Уже в 1834 г. Герцен был сослан не потому, что совершил какой-либо революционный акт, а потому, что правительство было страшно нетерпимо и как только узнало, что есть какой-то кружок студентов, что в нем какой-то Александр Герцен позволяет себе болтать на разные темы, непредусмотренные правительством, его изъяли и сослали. Он пробыл 6 лет в ссылке.
В ссылке он познакомился с архитектором Витбергом, это — архитектор, создавший знаменитый план храма Христа-спасителя, который тогдашнее самодержавное правительство отвергло. Герцен описывает со слов Витберга этот проект. Это была в полном смысле мистическая постройка, основанная все же на глубокой мысли. Витберг хорошо писал, хорошо говорил, и сам был пламенным апостолом мистицизма, одним из его крупных выразителей, и Герцен чуть было им не увлекся, потому что был натурой увлекающейся, но он уцелел и в ‘Былом и думах’ в той же главе, где он восторженно отзывается о Витберге, мы находим следующее заявление: ‘Мне не суждено было подниматься на третье небо, я родился совершенно земным человеком’.
Вы видите, что Герцен в своей молодости все время протестует против стремления увлечь его в тот религиозный и полурелигиозный идеализм или в тот христианский социализм, который в то время имел не мало адептов. Если социализм тогда прививался среди русской интеллигенции, то исключительно как социализм с религиозным привкусом.
В это же время Герцен пишет плохую, неинтересную с беллетристической точки зрения драму ‘Лициний’. Решительно у всех тогдашних писателей, у Пушкина, Грибоедова, Лермонтова и т. д., встречаем мы горестное признание об ужасе их положения, заключающегося, в том, что они родились в такое глухое время, в России. Это — трагизм пробуждения одиночек, которые не могут опереться ни на какую силу. Это равносильно тому, чтобы чувствовать себя головой, у которой нет ни рук, ни ног, которая может мыслить, но не может передвигаться в пространстве и не может отразить своих мыслей в деле. В, уста своего героя Лициния Герцен вкладывает такую фразу: ‘Может, придут другие поколения, будет у них вера, будет надежда, светло им будет, зацветет счастье, может. Но мы — промежуточное кольцо, вышедшее из былого, не дошедшее до грядущего. Для нас темная ночь — ночь, потерявшая последние лучи заходящего солнца) и не нашедшая алой полосы на востоке. Счастливые потомки, вы не поймете наших страданий, не поймете, что нет тягостнее работы, нет злейшего страдания, как ничего не делать’.

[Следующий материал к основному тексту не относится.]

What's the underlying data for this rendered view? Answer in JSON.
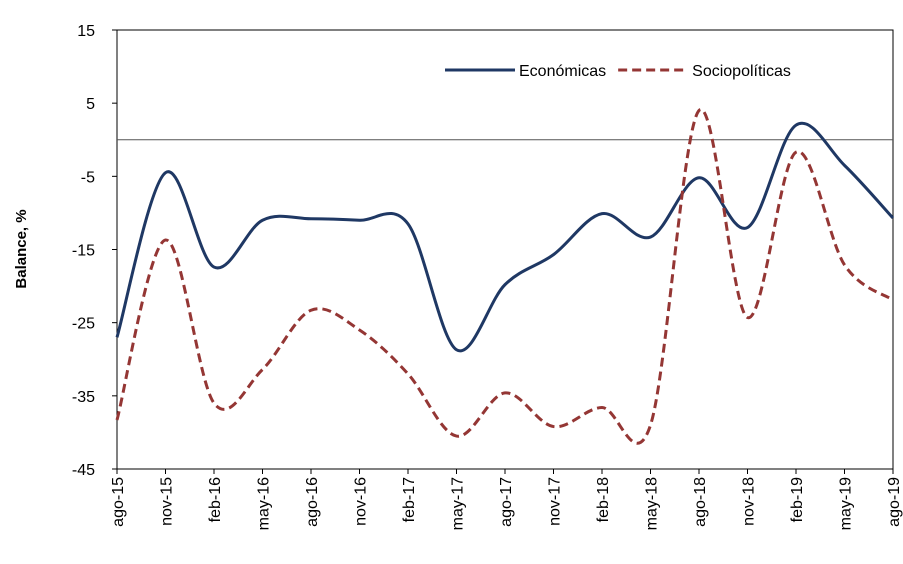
{
  "chart_data": {
    "type": "line",
    "y_label": "Balance, %",
    "categories": [
      "ago-15",
      "nov-15",
      "feb-16",
      "may-16",
      "ago-16",
      "nov-16",
      "feb-17",
      "may-17",
      "ago-17",
      "nov-17",
      "feb-18",
      "may-18",
      "ago-18",
      "nov-18",
      "feb-19",
      "may-19",
      "ago-19"
    ],
    "series": [
      {
        "name": "Económicas",
        "color": "#1f3864",
        "dash": false,
        "values": [
          -27,
          -4.5,
          -17.4,
          -11,
          -10.8,
          -11,
          -11.5,
          -28.7,
          -19.8,
          -15.7,
          -10.1,
          -13.3,
          -5.2,
          -12,
          2,
          -3.5,
          -10.7
        ]
      },
      {
        "name": "Sociopolíticas",
        "color": "#943634",
        "dash": true,
        "values": [
          -38.3,
          -13.7,
          -36,
          -31.4,
          -23.3,
          -26,
          -32,
          -40.5,
          -34.6,
          -39.2,
          -36.6,
          -39,
          4,
          -24.3,
          -1.7,
          -17.1,
          -21.9
        ]
      }
    ],
    "ylim": [
      -45,
      15
    ],
    "yticks": [
      -45,
      -35,
      -25,
      -15,
      -5,
      5,
      15
    ],
    "zero_line": true,
    "legend": "top-right",
    "smooth": true
  }
}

Почти то же писал и Лермонтов. Он говорил: ‘нет, судьба не, умертвит у меня деятельного духа’. Лучшим людям хочется что-нибудь делать. А делать нечего!
Но вот приходят 40-е годы, начинается общий сдвиг. Причиной этого была, и экономическая конъюнктура. Начинается некоторый расцвет русского вывоза, начинается быстрый рост фабрик в России. Например, в 1843 г. барон Гакстгаузен, посетивший Россию, пишет: ‘В последнее время Россия сделала необыкновенные успехи в фабричной деятельности. Большая часть дворян обратилась в фабрикантов и заводчиков. Москва превратилась из дворянского города в фабричный’.
Это отмечали и наиболее наблюдательные русские писатели.
Приведу два примера, один — Киреевский — славянофил, а другой — Герцен — западник.
Киреевский пишет: ‘Прежний естественный характер сельских отношений заменяется характером фабричной напряженности’.
А Герцен мимоходом отмечает: ‘Помещик сделался из вельможи фабрикантом’.
Все отмечают это явление. А это, т. е. относительно быстрый рост капитализма, начавшийся с конца 30-х годов и охвативший 40-е годы, являлось своеобразным бродилом в мертвой николаевской Руси. Пролетариат при этом отнюдь еще не выдвигается на первый план, о русском пролетариате никто и не думает, но самое появление фабрик и денежного хозяйства действует на крепостничество очень сильно, оно раскачивает самые устои крепостнического строя. Дух капиталистический, который требует свободных рук для постройки железных дорог, для фабрично-заводской промышленности, который требует от самой земли поднятия производительности труда, применения более усовершенствованных орудий и г. д., который открывает возможности кредита и сбыта, — все это привело к тому, что сам помещик обуржуазивается. Конечно, прошло еще много времени и в России все еще остались помещики, которые отнюдь не стали фабрикантами и остались на совершенно другой позиции, но многие уже тогда становились производителями и торговцами хлебом для международного рынка, многие из них оказывались в этом смысле втянутыми в качестве землевладельцев в капиталистический кругооборот.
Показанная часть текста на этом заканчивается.